SB 467 began as a bill to ban fracking and other forms of dangerous drilling – and that’s most of the drilling being done in California. Critics accused its authors of wanting to kill off the California oil industry entirely, and in response the authors embraced that label.
In its final form, SB 467 would have established a timetable, giving business plenty of time to plan for the end of oil. It was a breathtaking, audacious bill, but one wholly in line with science and with prior groundbreaking laws generated in the state.
California was once the nation’s climate leader, the national laboratory in which experiments like cap and trade (AB 32, 2006) and 100% clean energy by 2045 (SB 100, 2018) were tried.
But since 2018, big climate bills have foundered. Assembly Bill 3030, to conserve 30% of California’s wild places by 2030? Failed to pass. Senate Bill 54, to end single-use plastics? Failed to pass in 2020 (it’s returned this year). A dozen 2020 housing bills aiming to densify cities? Failed to pass. Bills to ban gasoline powered cars by 2040? Couldn’t even get hearings. Assembly Bill 525, to promote offshore wind? Pulled for lack of committee votes. SB 467, the boldest and most ambitious bill of all? Died in its first committee hearing.
The most obvious culprit: an alliance between California’s powerful building trades unions and its oil industry, California Common Ground. A few years ago, the building trades were interested in climate policy and the accompanying jobs, but since formalizing their alliance with the oil industry in 2019, they’ve taken on the lead role in killing climate bills like SB 467.
That alliance is a huge problem for California Democrats, who generally embrace organized labor. Especially when the building trades bring along other labor organizations. Here, the California Professional Firefighters allied itself with wildfire causes.
Gov. Gavin Newsom, not to be confused with a climate hawk, over-promises and under-delivers even when not running from a recall campaign. At the end of the 2020 wildfire season and under pressure to prove that he was more than a climate tweeter, he declared he wanted a bill to end fracking; but when state Sen.

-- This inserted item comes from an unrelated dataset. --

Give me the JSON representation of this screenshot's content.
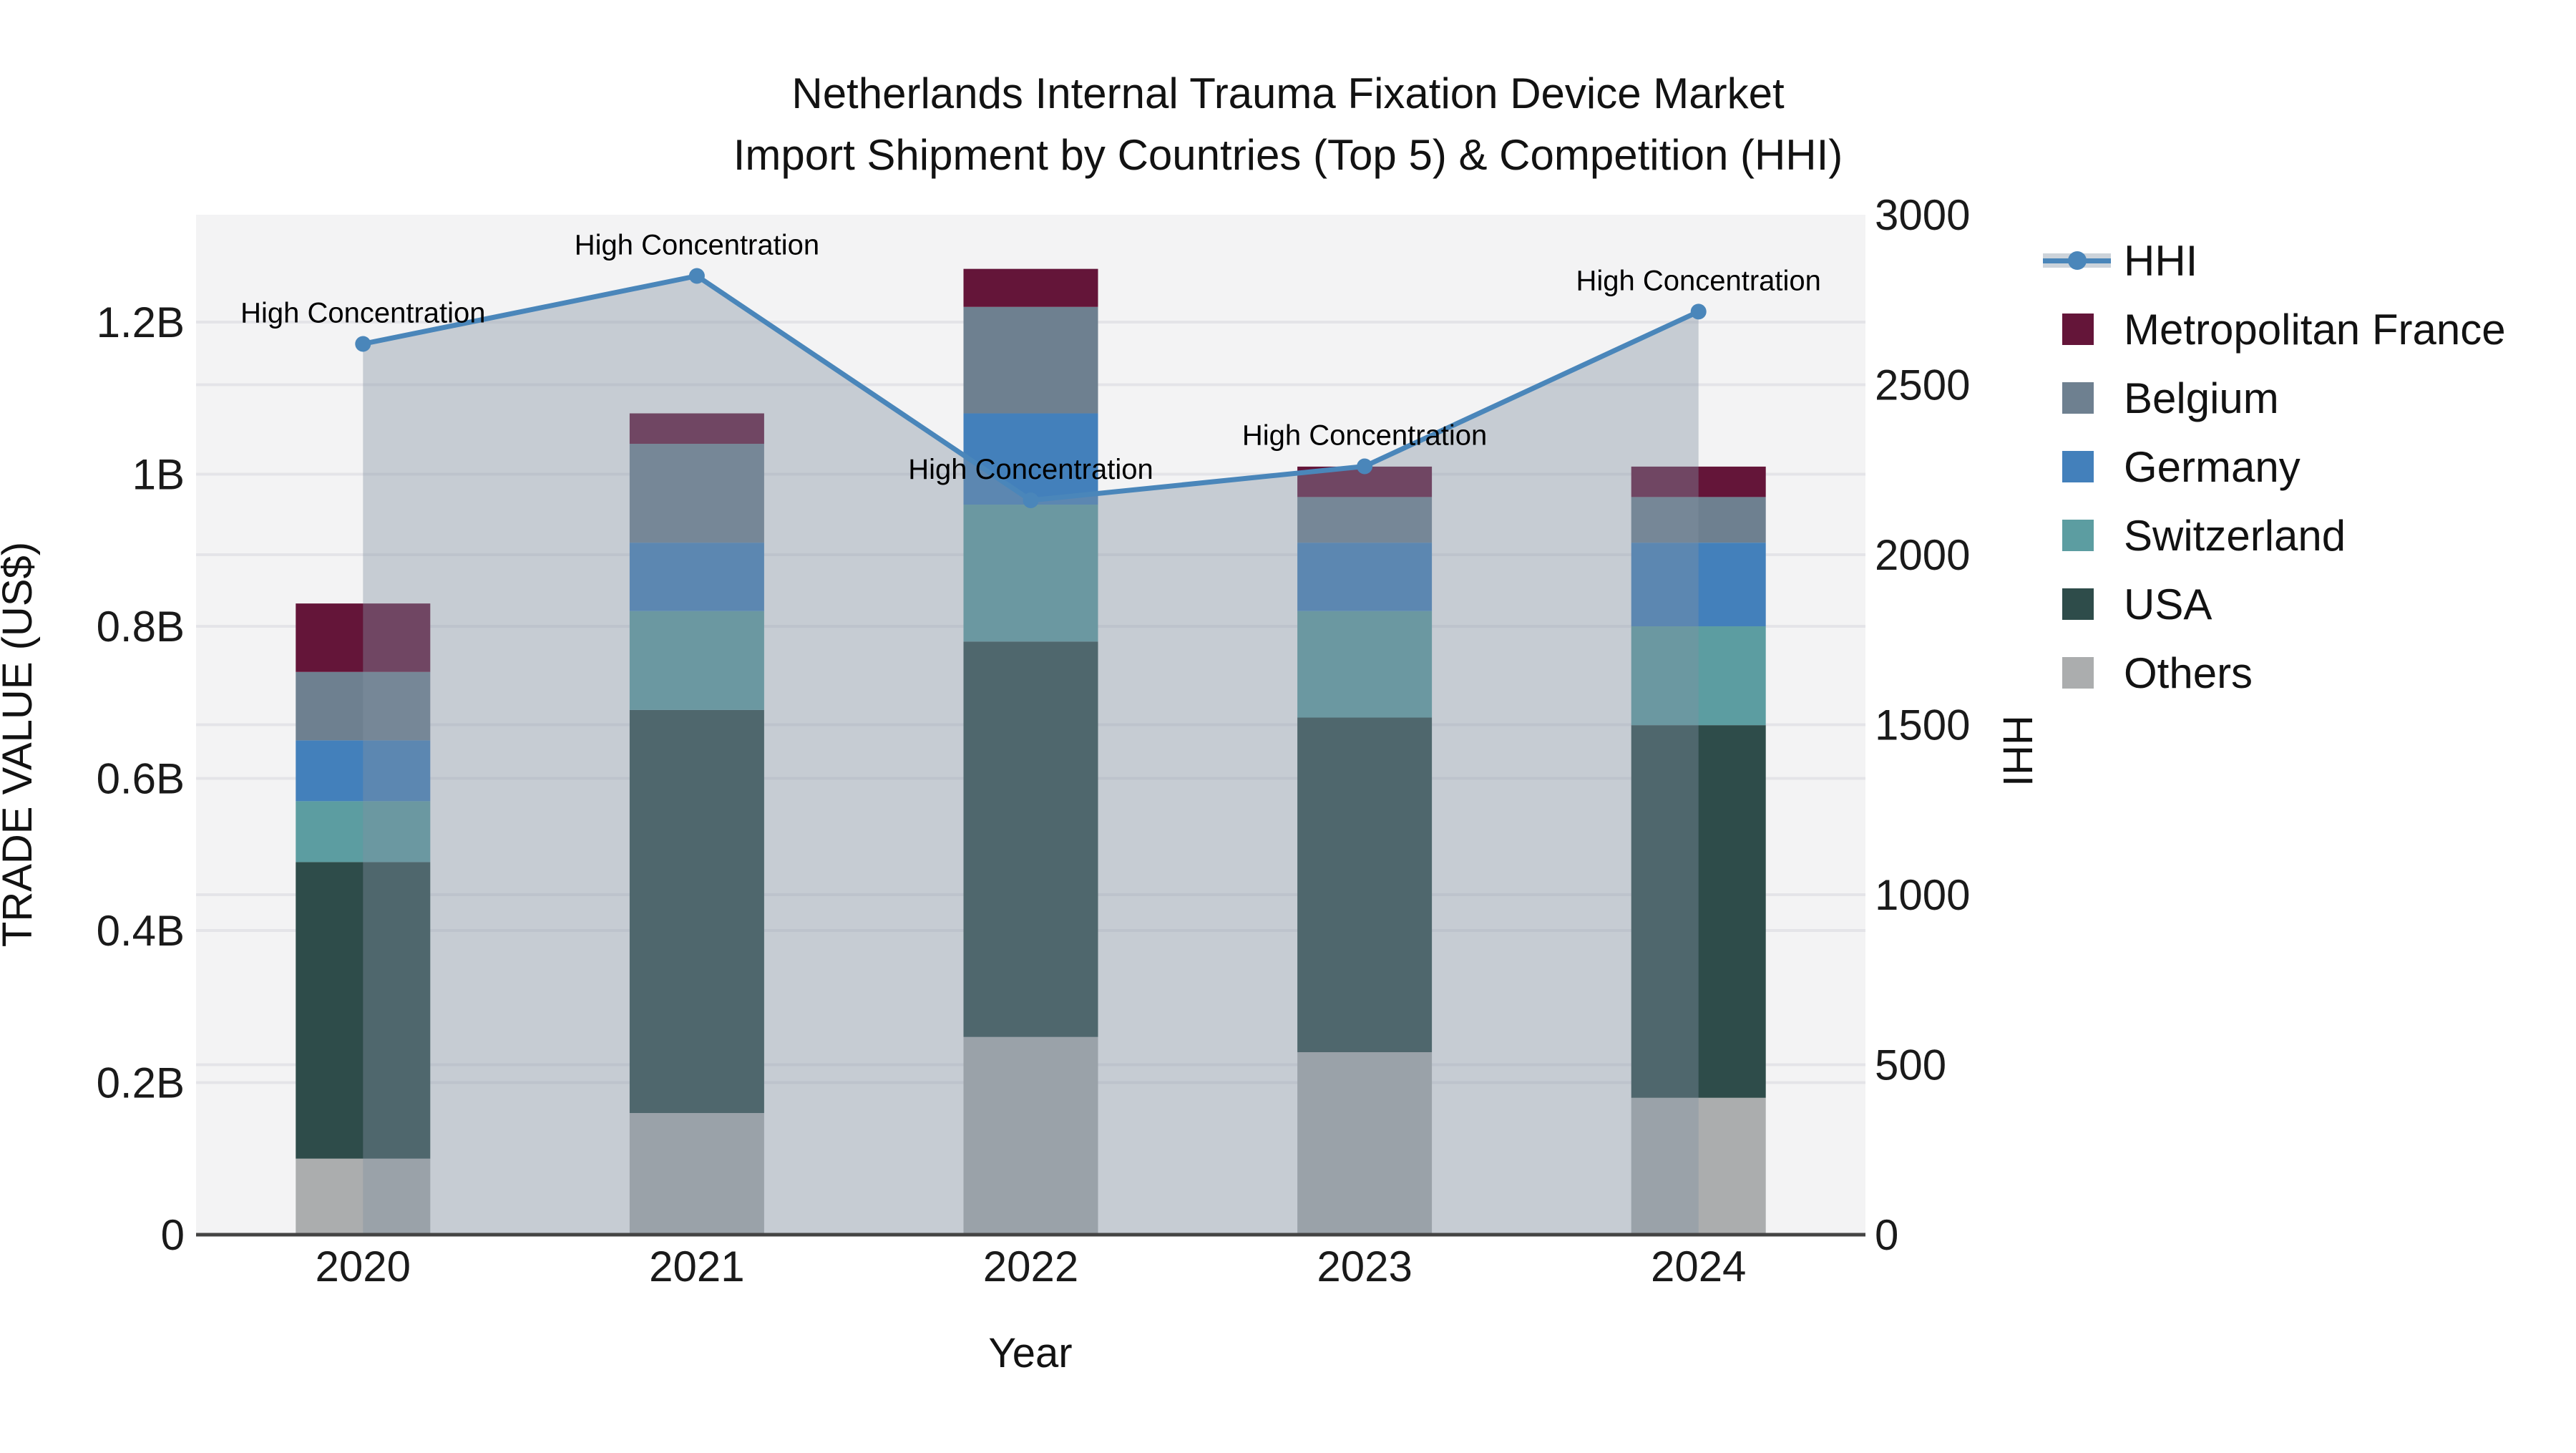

Scott Wiener listened and gave him SB 467 this year, he suddenly couldn’t be bothered to read the bill.
Senate Pro Tem Toni Atkins and Assembly Speaker Anthony Rendon both say the right things on climate, but neither prioritizes the issue – and both are far more interested in maintaining good relationships with labor allies than in challenging this unholy alliance.
California Democrats are poised to reelect the party chair, Rusty Hicks, who came out of the labor movement. Hicks is actively hostile to climate policy and ridicules youth climate activists’ demands for a better future.

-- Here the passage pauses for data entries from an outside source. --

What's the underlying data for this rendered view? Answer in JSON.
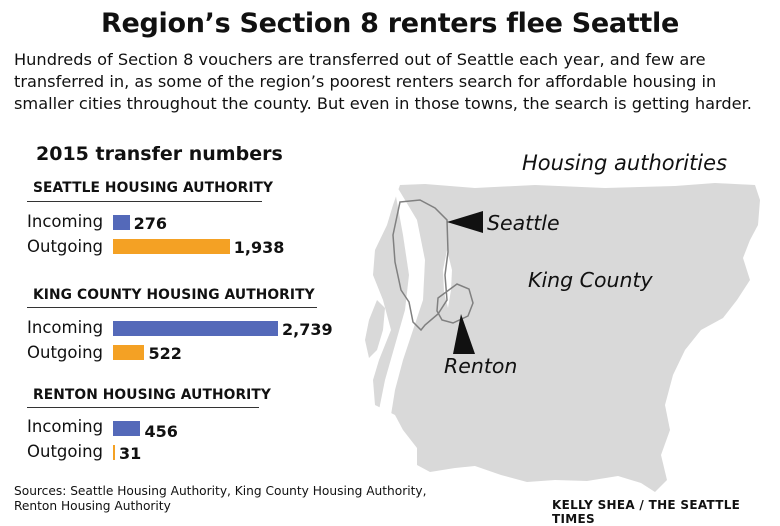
{
  "title": "Region’s Section 8 renters flee Seattle",
  "intro": "Hundreds of Section 8 vouchers are transferred out of Seattle each year, and few are transferred in, as some of the region’s poorest renters search for affordable housing in smaller cities throughout the county. But even in those towns, the search is getting harder.",
  "chart_data": {
    "type": "bar",
    "title": "2015 transfer numbers",
    "orientation": "horizontal",
    "categories": [
      "Incoming",
      "Outgoing"
    ],
    "xlim": [
      0,
      2739
    ],
    "groups": [
      {
        "name": "SEATTLE HOUSING AUTHORITY",
        "values": [
          276,
          1938
        ],
        "labels": [
          "276",
          "1,938"
        ]
      },
      {
        "name": "KING COUNTY HOUSING AUTHORITY",
        "values": [
          2739,
          522
        ],
        "labels": [
          "2,739",
          "522"
        ]
      },
      {
        "name": "RENTON HOUSING AUTHORITY",
        "values": [
          456,
          31
        ],
        "labels": [
          "456",
          "31"
        ]
      }
    ],
    "colors": {
      "Incoming": "#5469b9",
      "Outgoing": "#f4a124"
    }
  },
  "map": {
    "title": "Housing authorities",
    "labels": {
      "seattle": "Seattle",
      "king_county": "King County",
      "renton": "Renton"
    },
    "colors": {
      "land": "#d9d9d9",
      "outline": "#808080"
    }
  },
  "footer": {
    "sources": "Sources: Seattle Housing Authority, King County Housing Authority, Renton Housing Authority",
    "credit": "KELLY SHEA / THE SEATTLE TIMES"
  }
}
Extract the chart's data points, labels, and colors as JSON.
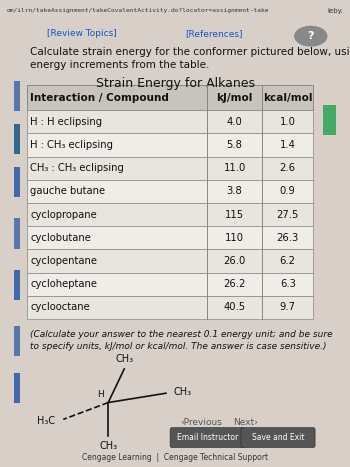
{
  "browser_bar_text": "om/ilrn/takeAssignment/takeCovalentActivity.do?locator=assignment-take",
  "browser_bar_right": "leby.",
  "tab_left": "[Review Topics]",
  "tab_right": "[References]",
  "intro_text": "Calculate strain energy for the conformer pictured below, using strain\nenergy increments from the table.",
  "table_title": "Strain Energy for Alkanes",
  "table_headers": [
    "Interaction / Compound",
    "kJ/mol",
    "kcal/mol"
  ],
  "table_rows": [
    [
      "H : H eclipsing",
      "4.0",
      "1.0"
    ],
    [
      "H : CH₃ eclipsing",
      "5.8",
      "1.4"
    ],
    [
      "CH₃ : CH₃ eclipsing",
      "11.0",
      "2.6"
    ],
    [
      "gauche butane",
      "3.8",
      "0.9"
    ],
    [
      "cyclopropane",
      "115",
      "27.5"
    ],
    [
      "cyclobutane",
      "110",
      "26.3"
    ],
    [
      "cyclopentane",
      "26.0",
      "6.2"
    ],
    [
      "cycloheptane",
      "26.2",
      "6.3"
    ],
    [
      "cyclooctane",
      "40.5",
      "9.7"
    ]
  ],
  "instruction_text": "(Calculate your answer to the nearest 0.1 energy unit; and be sure\nto specify units, kJ/mol or kcal/mol. The answer is case sensitive.)",
  "footer_left": "Cengage Learning  |  Cengage Technical Support",
  "button1": "Email Instructor",
  "button2": "Save and Exit",
  "nav_prev": "‹Previous",
  "nav_next": "Next›",
  "bg_color": "#d8d0c8",
  "panel_color": "#f0ede8",
  "table_header_bg": "#c8c4bc",
  "table_row_even": "#e8e4de",
  "table_row_odd": "#f0ede8",
  "table_border": "#888880",
  "title_fontsize": 9,
  "body_fontsize": 7.5,
  "small_fontsize": 6.5
}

What now? I’ve led the state party’s environmental caucus for eight years, but am increasingly alienated by leadership that actually prefers jobs on a dying planet. So I’m stepping down.
The state Legislature still has a few climate hawks, people like Assemblymember Laura Friedman, Sen. Monique Limón and Sen. Henry Stern. Lots of small bills abound.

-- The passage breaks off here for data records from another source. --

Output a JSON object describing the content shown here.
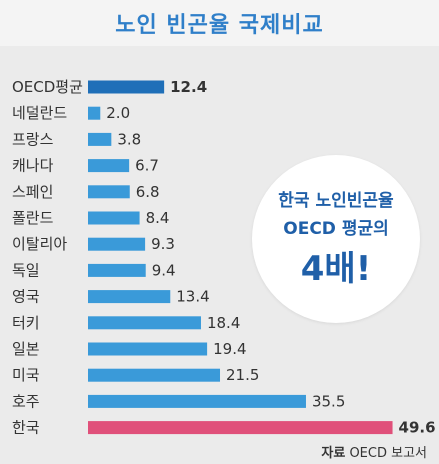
{
  "title": "노인 빈곤율 국제비교",
  "callout": {
    "line1": "한국 노인빈곤율",
    "line2": "OECD 평균의",
    "line3": "4배!"
  },
  "source": {
    "label": "자료",
    "text": "OECD 보고서"
  },
  "colors": {
    "title": "#2f7fc9",
    "oecd_bar": "#1f6fb8",
    "bar": "#3a9ad9",
    "korea_bar": "#e0507a",
    "callout_text": "#1f5fa8"
  },
  "chart_data": {
    "type": "bar",
    "orientation": "horizontal",
    "categories": [
      "OECD평균",
      "네덜란드",
      "프랑스",
      "캐나다",
      "스페인",
      "폴란드",
      "이탈리아",
      "독일",
      "영국",
      "터키",
      "일본",
      "미국",
      "호주",
      "한국"
    ],
    "values": [
      12.4,
      2.0,
      3.8,
      6.7,
      6.8,
      8.4,
      9.3,
      9.4,
      13.4,
      18.4,
      19.4,
      21.5,
      35.5,
      49.6
    ],
    "value_labels": [
      "12.4",
      "2.0",
      "3.8",
      "6.7",
      "6.8",
      "8.4",
      "9.3",
      "9.4",
      "13.4",
      "18.4",
      "19.4",
      "21.5",
      "35.5",
      "49.6"
    ],
    "highlight": {
      "OECD평균": "oecd_bar",
      "한국": "korea_bar"
    },
    "xlim": [
      0,
      50
    ],
    "grid": false,
    "title": "노인 빈곤율 국제비교"
  }
}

Maybe by 2030 Californians will take some comfort in knowing that Chevron is finally cleaning up its abandoned oil wells, Exxon is finally disclosing its risks, and California is finally buying cleaner products.
Or maybe by 2030 we won’t care. The wildfires already came for me – I watched helplessly as the Woolsey Fire came within 500 feet of my home and burned down my sons’ preschool and soccer fields and childhood memories. They’re coming for the rest of California too.
Or just maybe I can hope that the Democratic supermajority in the Legislature will work with the Democratic governor to prioritize climate ambition once more.